Dx: Constrictive pericarditis; Testing: cath to measure diastolic pressures and filling pattern of the RV as well as a pericardial biopsy; Tx: viral usually resolves in 3-4 weeks with rest and NSAIDs, bacterial can be life threatening and requires immediate decompression of the pericardial space with IV abx therapy for 4+ weeks and supportive care (S.aureus is the most common). A pericardectomy can be done (pericardial stripping)
A 25 year old male who is a known IV drug user comes to your office complaining of fatigue/weakness, weight loss, petechiae, painful red spots on his hands and feet with some being painful and some not. On physical examination you note clubbing, splenomegaly, splinter hemorrhages, osler nodes, and Janeway’s lesions. There are noted roth spots on the fundascopic exam and you hear a murmur on the tricuspid valve. The CBC reveals elevated WBCs, anemia, and the presence of S. aureus or S. viridans. What is your suspected diagnosis, what further testing do you do to confirm and what is your treatment?
Dx: infective endocarditis; Testing: ESR is elevated, abnormal UA (hematuria, proteinuria and pyuria), ECG usually normal, CXR may show septic pulmonary emboli and Echo is the gold standard but requires a vegetations to be larger than 3mm. Tx: empiric abx (Vanco) until cultures come back and then targeted therapy for generally 2-6 weeks. Repeat blood cultures 48-72 hours post abx initiation to check for response. Surgery if CHF, fungal IE, aggressive abx strain is present, embolic events in the first week, persistent infection after 1 week of abx, and valve perforation/rupture/fistula or abscess.

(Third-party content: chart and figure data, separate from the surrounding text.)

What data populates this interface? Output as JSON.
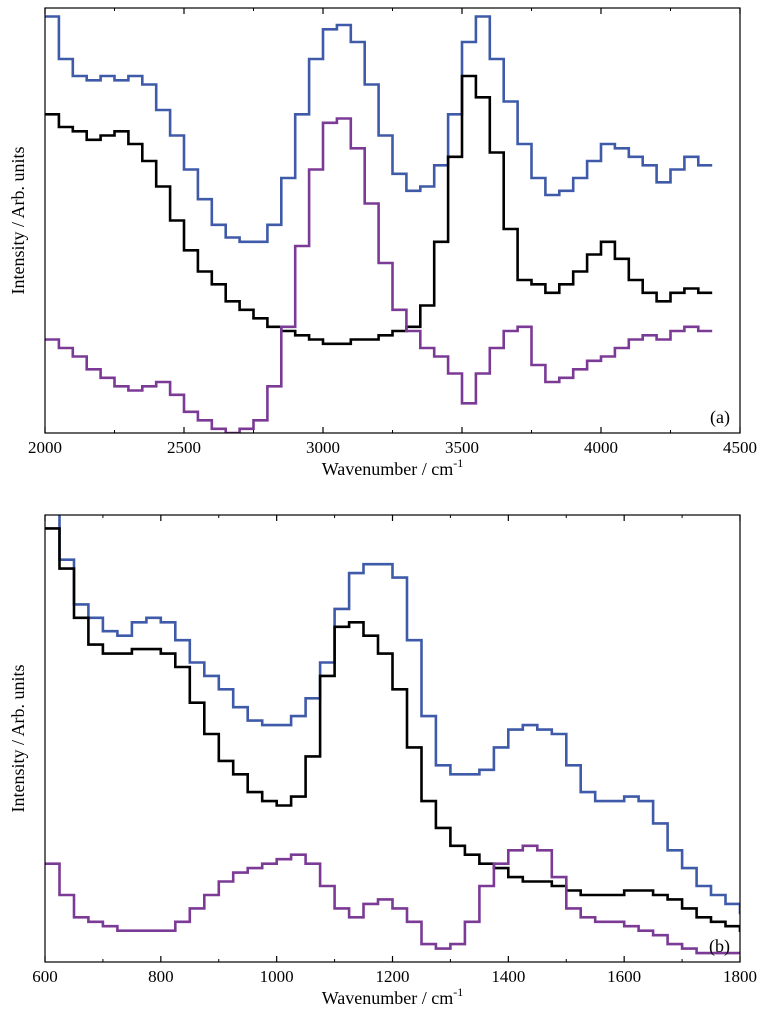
{
  "chart_data": [
    {
      "type": "line",
      "panel_label": "(a)",
      "xlabel": "Wavenumber / cm",
      "xlabel_sup": "-1",
      "ylabel": "Intensity / Arb. units",
      "xlim": [
        2000,
        4500
      ],
      "ylim": [
        0,
        1
      ],
      "xticks": [
        2000,
        2500,
        3000,
        3500,
        4000,
        4500
      ],
      "step": true,
      "series": [
        {
          "color": "#3f5aa8",
          "x": [
            2000,
            2050,
            2100,
            2150,
            2200,
            2250,
            2300,
            2350,
            2400,
            2450,
            2500,
            2550,
            2600,
            2650,
            2700,
            2750,
            2800,
            2850,
            2900,
            2950,
            3000,
            3050,
            3100,
            3150,
            3200,
            3250,
            3300,
            3350,
            3400,
            3450,
            3500,
            3550,
            3600,
            3650,
            3700,
            3750,
            3800,
            3850,
            3900,
            3950,
            4000,
            4050,
            4100,
            4150,
            4200,
            4250,
            4300,
            4350
          ],
          "y": [
            0.98,
            0.88,
            0.84,
            0.83,
            0.84,
            0.83,
            0.84,
            0.82,
            0.76,
            0.7,
            0.62,
            0.55,
            0.49,
            0.46,
            0.45,
            0.45,
            0.49,
            0.6,
            0.75,
            0.88,
            0.95,
            0.96,
            0.92,
            0.82,
            0.7,
            0.61,
            0.57,
            0.58,
            0.63,
            0.75,
            0.92,
            0.98,
            0.88,
            0.78,
            0.68,
            0.6,
            0.56,
            0.57,
            0.6,
            0.64,
            0.68,
            0.67,
            0.65,
            0.63,
            0.59,
            0.62,
            0.65,
            0.63
          ]
        },
        {
          "color": "#000000",
          "x": [
            2000,
            2050,
            2100,
            2150,
            2200,
            2250,
            2300,
            2350,
            2400,
            2450,
            2500,
            2550,
            2600,
            2650,
            2700,
            2750,
            2800,
            2850,
            2900,
            2950,
            3000,
            3050,
            3100,
            3150,
            3200,
            3250,
            3300,
            3350,
            3400,
            3450,
            3500,
            3550,
            3600,
            3650,
            3700,
            3750,
            3800,
            3850,
            3900,
            3950,
            4000,
            4050,
            4100,
            4150,
            4200,
            4250,
            4300,
            4350
          ],
          "y": [
            0.75,
            0.72,
            0.71,
            0.69,
            0.7,
            0.71,
            0.68,
            0.64,
            0.58,
            0.5,
            0.43,
            0.38,
            0.35,
            0.31,
            0.29,
            0.27,
            0.25,
            0.24,
            0.23,
            0.22,
            0.21,
            0.21,
            0.22,
            0.22,
            0.23,
            0.24,
            0.25,
            0.3,
            0.45,
            0.65,
            0.84,
            0.79,
            0.66,
            0.48,
            0.36,
            0.35,
            0.33,
            0.35,
            0.38,
            0.42,
            0.45,
            0.41,
            0.36,
            0.33,
            0.31,
            0.33,
            0.34,
            0.33
          ]
        },
        {
          "color": "#7b3a96",
          "x": [
            2000,
            2050,
            2100,
            2150,
            2200,
            2250,
            2300,
            2350,
            2400,
            2450,
            2500,
            2550,
            2600,
            2650,
            2700,
            2750,
            2800,
            2850,
            2900,
            2950,
            3000,
            3050,
            3100,
            3150,
            3200,
            3250,
            3300,
            3350,
            3400,
            3450,
            3500,
            3550,
            3600,
            3650,
            3700,
            3750,
            3800,
            3850,
            3900,
            3950,
            4000,
            4050,
            4100,
            4150,
            4200,
            4250,
            4300,
            4350
          ],
          "y": [
            0.22,
            0.2,
            0.18,
            0.15,
            0.13,
            0.11,
            0.1,
            0.11,
            0.12,
            0.09,
            0.05,
            0.03,
            0.01,
            0.0,
            0.01,
            0.03,
            0.11,
            0.25,
            0.44,
            0.62,
            0.73,
            0.74,
            0.67,
            0.54,
            0.4,
            0.29,
            0.24,
            0.2,
            0.18,
            0.14,
            0.07,
            0.14,
            0.2,
            0.24,
            0.25,
            0.16,
            0.12,
            0.13,
            0.15,
            0.17,
            0.18,
            0.2,
            0.22,
            0.23,
            0.22,
            0.24,
            0.25,
            0.24
          ]
        }
      ]
    },
    {
      "type": "line",
      "panel_label": "(b)",
      "xlabel": "Wavenumber / cm",
      "xlabel_sup": "-1",
      "ylabel": "Intensity / Arb. units",
      "xlim": [
        600,
        1800
      ],
      "ylim": [
        0,
        1
      ],
      "xticks": [
        600,
        800,
        1000,
        1200,
        1400,
        1600,
        1800
      ],
      "step": true,
      "series": [
        {
          "color": "#3f5aa8",
          "x": [
            600,
            625,
            650,
            675,
            700,
            725,
            750,
            775,
            800,
            825,
            850,
            875,
            900,
            925,
            950,
            975,
            1000,
            1025,
            1050,
            1075,
            1100,
            1125,
            1150,
            1175,
            1200,
            1225,
            1250,
            1275,
            1300,
            1325,
            1350,
            1375,
            1400,
            1425,
            1450,
            1475,
            1500,
            1525,
            1550,
            1575,
            1600,
            1625,
            1650,
            1675,
            1700,
            1725,
            1750,
            1775,
            1800
          ],
          "y": [
            1.05,
            0.9,
            0.8,
            0.77,
            0.74,
            0.73,
            0.76,
            0.77,
            0.76,
            0.72,
            0.67,
            0.64,
            0.61,
            0.57,
            0.54,
            0.53,
            0.53,
            0.55,
            0.59,
            0.67,
            0.79,
            0.87,
            0.89,
            0.89,
            0.86,
            0.72,
            0.55,
            0.44,
            0.42,
            0.42,
            0.43,
            0.48,
            0.52,
            0.53,
            0.52,
            0.51,
            0.44,
            0.38,
            0.36,
            0.36,
            0.37,
            0.36,
            0.31,
            0.25,
            0.21,
            0.17,
            0.15,
            0.13,
            0.11
          ]
        },
        {
          "color": "#000000",
          "x": [
            600,
            625,
            650,
            675,
            700,
            725,
            750,
            775,
            800,
            825,
            850,
            875,
            900,
            925,
            950,
            975,
            1000,
            1025,
            1050,
            1075,
            1100,
            1125,
            1150,
            1175,
            1200,
            1225,
            1250,
            1275,
            1300,
            1325,
            1350,
            1375,
            1400,
            1425,
            1450,
            1475,
            1500,
            1525,
            1550,
            1575,
            1600,
            1625,
            1650,
            1675,
            1700,
            1725,
            1750,
            1775,
            1800
          ],
          "y": [
            0.97,
            0.88,
            0.77,
            0.71,
            0.69,
            0.69,
            0.7,
            0.7,
            0.69,
            0.66,
            0.58,
            0.51,
            0.45,
            0.42,
            0.38,
            0.36,
            0.35,
            0.37,
            0.46,
            0.64,
            0.75,
            0.76,
            0.73,
            0.69,
            0.61,
            0.48,
            0.36,
            0.3,
            0.26,
            0.24,
            0.22,
            0.21,
            0.19,
            0.18,
            0.18,
            0.17,
            0.16,
            0.15,
            0.15,
            0.15,
            0.16,
            0.16,
            0.15,
            0.14,
            0.12,
            0.1,
            0.09,
            0.08,
            0.07
          ]
        },
        {
          "color": "#7b3a96",
          "x": [
            600,
            625,
            650,
            675,
            700,
            725,
            750,
            775,
            800,
            825,
            850,
            875,
            900,
            925,
            950,
            975,
            1000,
            1025,
            1050,
            1075,
            1100,
            1125,
            1150,
            1175,
            1200,
            1225,
            1250,
            1275,
            1300,
            1325,
            1350,
            1375,
            1400,
            1425,
            1450,
            1475,
            1500,
            1525,
            1550,
            1575,
            1600,
            1625,
            1650,
            1675,
            1700,
            1725,
            1750,
            1775,
            1800
          ],
          "y": [
            0.22,
            0.15,
            0.1,
            0.09,
            0.08,
            0.07,
            0.07,
            0.07,
            0.07,
            0.09,
            0.12,
            0.15,
            0.18,
            0.2,
            0.21,
            0.22,
            0.23,
            0.24,
            0.22,
            0.17,
            0.12,
            0.1,
            0.13,
            0.14,
            0.12,
            0.09,
            0.04,
            0.03,
            0.04,
            0.09,
            0.17,
            0.22,
            0.25,
            0.26,
            0.25,
            0.19,
            0.12,
            0.1,
            0.09,
            0.09,
            0.08,
            0.07,
            0.06,
            0.04,
            0.03,
            0.02,
            0.02,
            0.02,
            0.02
          ]
        }
      ]
    }
  ]
}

What are fatty streaks? When do they begin formation?
Focal thickening of the intima with accumulation of intracellular lipid deposits or extracellular lipids or both. This begins as early as the teens.
What are the methods of primary prevention of CAD?
Risk factor assessment including blood pressure, lipid levels, presence of DM, tobacco abuse and presence of family hx (Framingham risk assessment) to give a 10 year risk score.
A 65 year old male presents with chest pain in the left chest with raidation to the jaw and left arm. The pain is made worse on exertion and is not reproducable by pushing on chest or moving. He also reports some dyspnea, nausea, dizziness and he is diaphoretic. What tests do you order, and with your differential diagnosis, what do you expect to see?
ECG may show ST elevation if there is transmural infarction or ST depression if there is endocardial ischemia. Cardiac enzymes - myoglobin will rise within 2-4 hours, CK-MB will rise within 4-8 hours and Troponin will rise within 6-12 hours, you expect them all to elevate with ischemia or infarction. Lipid panel will likely show elevated LDL and low HDL. Screen for diabetes.